Just being thorough—you know why we’re here, right?”
The man shrugged.
“Why’re we here,
amigo
?”
“What happened to the lady doc upstairs.”
“You don’t know her name?”
“Dr. Koppel,” said the man. “The ex-wife. They got along good.”
“Lovey-dovey,” said Milo.
“No, I . . . uh . . . Mr. Koppel always said just give her what she wants.”
“What she wants?”
“If there’s a problem. In the building. He said we should fix it fast, give her what she wants.”
“He doesn’t do that for all his tenants?”
The man was silent.
“So you’re trying to tell me not to suspect Mr. Koppel for killing his ex because they were still buddies.”
“No, I . . . uh . . . I don’t know nothing about nothing.” The man rolled his sweatshirt sleeve down his arm.
“Any ideas about who did kill Dr. Koppel?”
“Didn’t know her, didn’t hardly never see her.”
“Except to fix things for her.”
“No,” protested the man. “I don’t do that stuff, I call the plumbers, whatever, and they fix it. I’m just here to clean. Mostly I do Mr. Koppel’s buildings in the Valley.”
“But today, you’re on this side of the hill.”
“I go where they tell me.”
“They.”
“Mr. Koppel’s company. They got properties all over.”
“Who told you to come here, today?”
“Mr. Koppel’s secretary. One of them. Heather. I can give you the number, you can check it out.”
“Maybe I will,” said Milo. “Now, how about some ID?”
The man fished in a front pant pocket and fished out a wad of bills secured by a rubber band. He slipped off the band, thumbed through the money—grubby singles and fives—and drew out a California identification card.
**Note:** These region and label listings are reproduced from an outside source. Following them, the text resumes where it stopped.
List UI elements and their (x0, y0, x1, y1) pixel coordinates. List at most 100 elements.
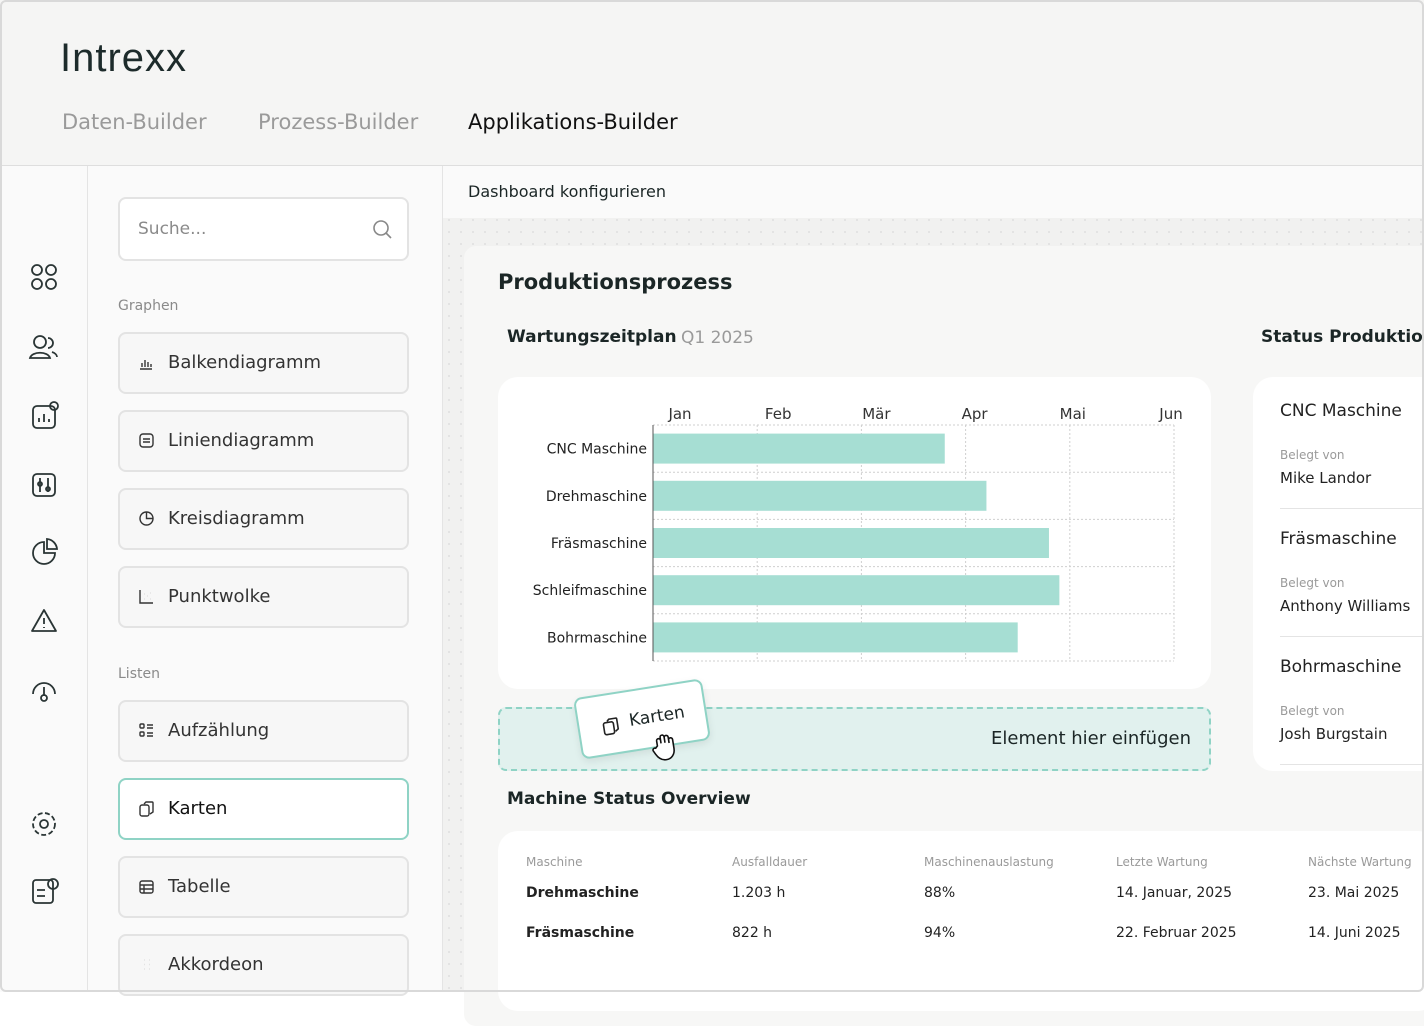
logo[interactable]: Intrexx (60, 36, 188, 80)
item-icon (139, 433, 154, 448)
table-cell: 94% (924, 925, 956, 941)
element-item[interactable]: Balkendiagramm (118, 332, 409, 394)
bar (653, 528, 1049, 558)
item-icon (139, 590, 153, 604)
status-name: Fräsmaschine (1280, 529, 1397, 549)
icon-tasks[interactable] (32, 878, 59, 904)
status-box: CNC Maschine Belegt von Mike Landor Fräsmas… (1253, 377, 1424, 771)
element-item[interactable]: Kreisdiagramm (118, 488, 409, 550)
y-tick-label: Schleifmaschine (533, 583, 647, 599)
table-cell: 88% (924, 885, 956, 901)
table-cell: Drehmaschine (526, 885, 639, 901)
x-tick-label: Feb (765, 405, 792, 423)
item-label: Balkendiagramm (168, 352, 322, 373)
page: Intrexx {"header": {"logo": "Intrexx", "… (0, 0, 1424, 996)
item-label: Karten (168, 798, 228, 819)
status-label: Belegt von (1280, 448, 1345, 462)
app: Intrexx Daten-Builder Prozess-Builder Ap… (0, 0, 1424, 996)
item-icon (140, 360, 152, 370)
table-header: Letzte Wartung (1116, 855, 1208, 869)
element-item[interactable]: Akkordeon (118, 934, 409, 996)
table-cell: 14. Juni 2025 (1308, 925, 1401, 941)
toolbar: Dashboard konfigurieren (443, 166, 1424, 218)
table-header: Maschinenauslastung (924, 855, 1054, 869)
card-icon (602, 717, 620, 736)
status-label: Belegt von (1280, 704, 1345, 718)
tab[interactable]: Prozess-Builder (258, 110, 419, 134)
table-header: Maschine (526, 855, 583, 869)
status-name: Bohrmaschine (1280, 657, 1402, 677)
y-tick-label: Bohrmaschine (547, 630, 647, 646)
table-title: Machine Status Overview (507, 789, 751, 809)
x-tick-label: Mai (1060, 405, 1086, 423)
status-person: Anthony Williams (1280, 597, 1411, 615)
tab-active[interactable]: Applikations-Builder (468, 110, 678, 134)
status-person: Mike Landor (1280, 469, 1372, 487)
item-label: Kreisdiagramm (168, 508, 305, 529)
item-label: Aufzählung (168, 720, 270, 741)
item-icon (144, 959, 150, 970)
item-icon (139, 511, 154, 526)
bar (653, 622, 1018, 653)
separator (1280, 636, 1424, 637)
header: Intrexx Daten-Builder Prozess-Builder Ap… (0, 0, 1424, 166)
table-header: Nächste Wartung (1308, 855, 1412, 869)
chart: Jan Feb Mär Apr Mai Jun CNC Maschine Drehmaschi… (533, 405, 1183, 662)
group-label: Listen (118, 666, 160, 682)
table-cell: 22. Februar 2025 (1116, 925, 1237, 941)
icon-users[interactable] (28, 335, 58, 359)
icon-gauge[interactable] (32, 682, 56, 702)
x-tick-label: Mär (862, 405, 891, 423)
search-placeholder: Suche... (138, 219, 207, 239)
chart-box: Jan Feb Mär Apr Mai Jun CNC Maschine Drehmaschi… (498, 377, 1211, 689)
table-header: Ausfalldauer (732, 855, 808, 869)
tab[interactable]: Daten-Builder (62, 110, 207, 134)
element-panel: Suche... Graphen Balkendiagramm Liniendiag… (88, 166, 443, 996)
element-item[interactable]: Karten (118, 778, 409, 840)
table-cell: 1.203 h (732, 885, 786, 901)
bar (653, 575, 1060, 606)
icon-apps[interactable] (31, 264, 57, 290)
icon-settings[interactable] (32, 812, 56, 836)
item-label: Akkordeon (168, 954, 264, 975)
bar (653, 433, 945, 464)
item-icon (139, 723, 153, 737)
icon-pie[interactable] (32, 538, 58, 565)
y-tick-label: Fräsmaschine (551, 536, 647, 552)
x-tick-label: Jan (667, 405, 691, 423)
separator (1280, 764, 1424, 765)
dragged-card[interactable]: Karten (572, 678, 712, 761)
rail-icons (28, 264, 59, 904)
icon-report[interactable] (32, 401, 59, 429)
icon-warning[interactable] (31, 609, 57, 632)
element-item[interactable]: Aufzählung (118, 700, 409, 762)
search-input[interactable]: Suche... (118, 197, 409, 261)
table-cell: 23. Mai 2025 (1308, 885, 1400, 901)
y-tick-label: Drehmaschine (546, 489, 647, 505)
dragged-card-label: Karten (627, 702, 687, 731)
x-tick-label: Apr (962, 405, 989, 423)
element-item[interactable]: Liniendiagramm (118, 410, 409, 472)
y-tick-label: CNC Maschine (547, 442, 647, 458)
section-period: Q1 2025 (681, 328, 754, 348)
search-icon (373, 220, 392, 239)
bar (653, 480, 987, 511)
item-label: Liniendiagramm (168, 430, 315, 451)
drop-zone-label: Element hier einfügen (991, 728, 1191, 749)
dashboard-title: Produktionsprozess (498, 270, 733, 294)
element-item[interactable]: Punktwolke (118, 566, 409, 628)
status-table: Maschine Ausfalldauer Maschinenauslastung L… (498, 831, 1424, 1011)
item-icon (139, 801, 154, 817)
section-title: Wartungszeitplan (507, 327, 677, 347)
status-person: Josh Burgstain (1280, 725, 1388, 743)
item-icon (139, 880, 154, 894)
element-item[interactable]: Tabelle (118, 856, 409, 918)
group-label: Graphen (118, 298, 179, 314)
status-label: Belegt von (1280, 576, 1345, 590)
hand-cursor (652, 734, 675, 761)
icon-rail (0, 166, 88, 992)
table-cell: 14. Januar, 2025 (1116, 885, 1233, 901)
item-label: Punktwolke (168, 586, 271, 607)
icon-process[interactable] (32, 473, 56, 497)
table-cell: 822 h (732, 925, 773, 941)
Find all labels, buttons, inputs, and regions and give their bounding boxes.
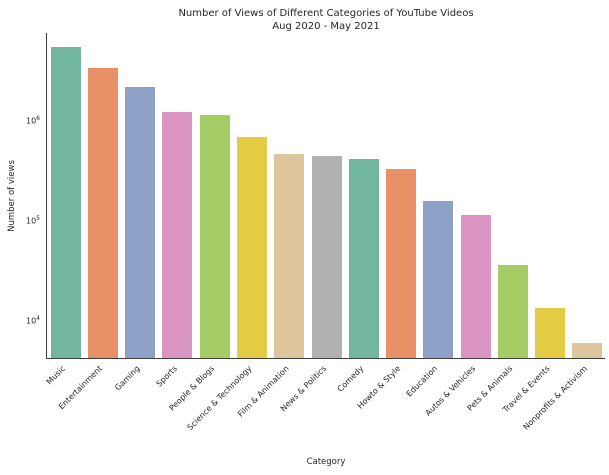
bar-film-animation (274, 154, 305, 358)
bar-sports (162, 111, 193, 358)
plot-area (46, 33, 605, 359)
bar-education (423, 200, 454, 358)
x-tick-music: Music (44, 364, 68, 387)
x-tick-nonprofits-activism: Nonprofits & Activism (521, 364, 589, 432)
bar-travel-events (535, 308, 566, 358)
chart-title-line1: Number of Views of Different Categories … (178, 8, 474, 19)
x-tick-sports: Sports (154, 364, 179, 389)
bar-autos-vehicles (460, 215, 491, 358)
bar-news-politics (311, 155, 342, 358)
x-tick-gaming: Gaming (113, 364, 142, 393)
chart-title: Number of Views of Different Categories … (47, 7, 605, 33)
bar-nonprofits-activism (572, 342, 603, 358)
y-tick-label: 106 (25, 115, 40, 126)
x-tick-education: Education (405, 364, 440, 399)
x-axis-label: Category (306, 457, 346, 467)
x-tick-comedy: Comedy (335, 364, 366, 394)
y-axis-label: Number of views (7, 160, 17, 232)
chart-title-line2: Aug 2020 - May 2021 (272, 21, 380, 32)
x-tick-science-technology: Science & Technology (185, 364, 254, 432)
y-tick-label: 104 (25, 315, 40, 326)
bar-science-technology (236, 136, 267, 358)
bar-people-blogs (199, 115, 230, 358)
bar-music (50, 47, 81, 358)
bar-entertainment (87, 68, 118, 358)
bar-comedy (348, 158, 379, 358)
bar-howto-style (386, 169, 417, 358)
bar-pets-animals (497, 264, 528, 358)
y-tick-label: 105 (25, 215, 40, 226)
bar-gaming (125, 87, 156, 358)
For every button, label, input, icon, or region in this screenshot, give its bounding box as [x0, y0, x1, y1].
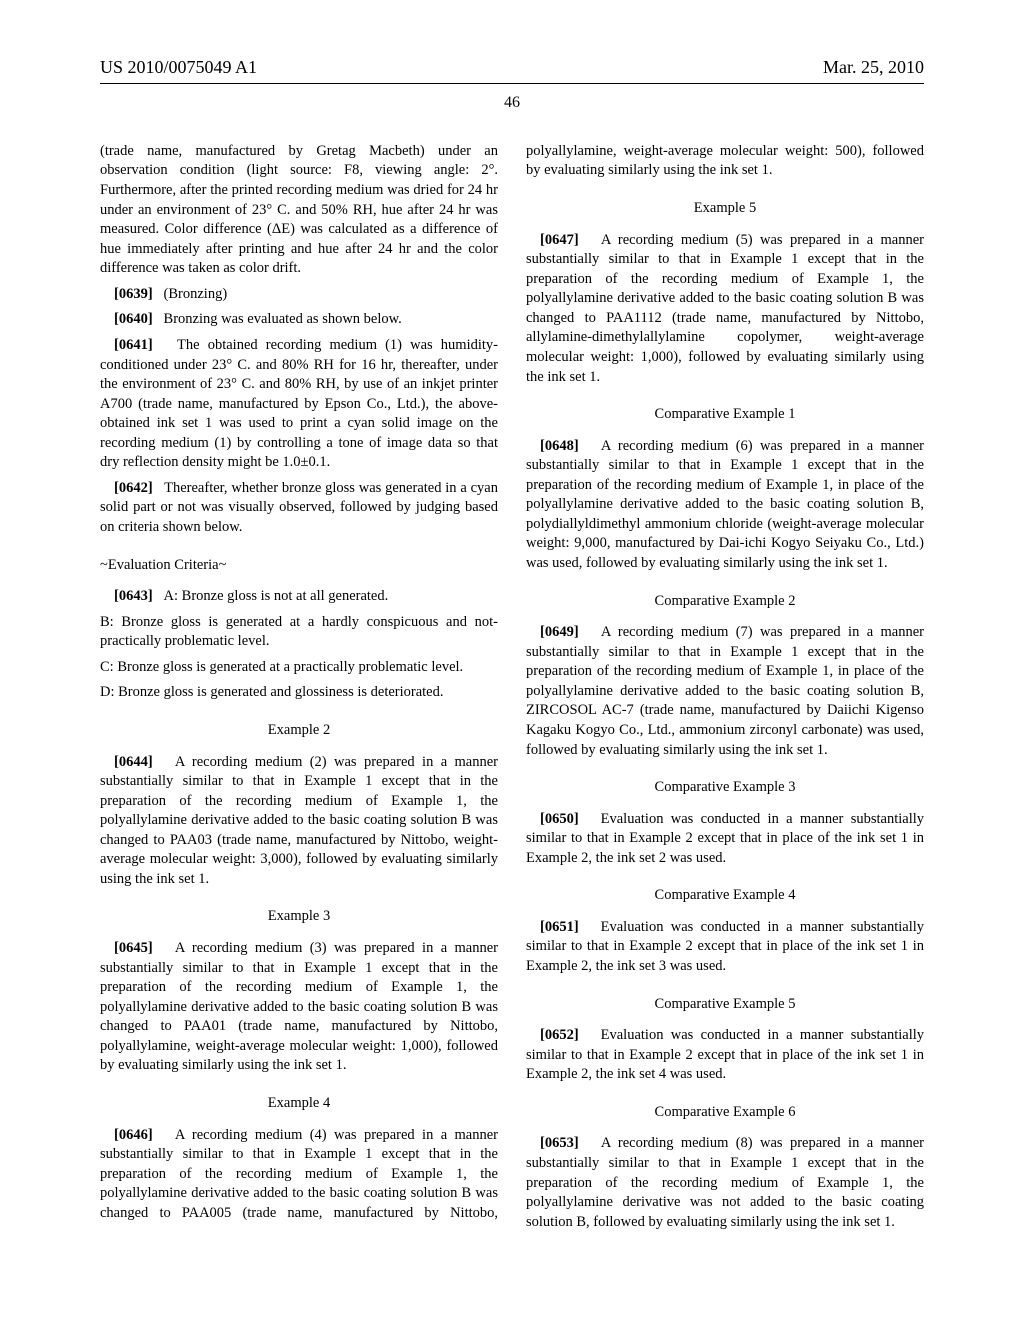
para-num-0651: [0651]: [540, 919, 579, 935]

“Roland Nelson Kristof,” said Milo. “This your current address, Roland?”
“Yeah.”
Milo scanned the card. “Sixth Street . . . this is right past Alvarado, right?”
“Yeah.”
“Lots of halfway houses there. That your situation?”
“Yeah.”
“So you still paroling.”
“Yeah.”
“How’d you get the job with Mr. Koppel?”
“My PO got it for me.”
“Who’s that?”
“Mr. Hacker.”
“Downtown office?”
“Yeah.”
Milo gave him back his ID. “I’m going to run you through, Roland. Because a halfway-house guy working a building where someone got murdered is something I need to check out. I find out you lied to me, I pay a visit to your crib, and you know I’m gonna discover something that busts your parole, you know I am. So if there’s something you wanna tell me, now’s the time.”
“There’s nothing,” said Kristof.
“You never had problems with women? No bad behavior in that department?”
“Never,” said Kristof. Until then his delivery had been flat, mechanical. Now a hint of outrage had crept in.
“Never,” said Milo.
“Never, not once. I been a junkie since I was fourteen. I don’t hurt no one.”
“Still on the junk though.”
“I’m getting older, it’s getting better.”
“What is?”
“The hunger,” said Kristof. “Days are getting shorter.”
“How’s your sex life, Roland?”
“Ain’t got none.” Kristof’s declaration was free of regret, almost cheerful.
“You sound happy about that.”
“Yeah, I am,” said Kristof. “You know what dope does to all that.”
“No drive,” said Milo.
“Zactly.” Kristof smiled wearily, flashing intermittent, brown teeth. “Something else not to worry about.”
*
Milo copied down his address and allowed him to resume vacuuming.
As we climbed the stairs to Pacifica-West Psychological Services and the roar of the vacuum cleaner faded, he said, “That’s one habitual con.”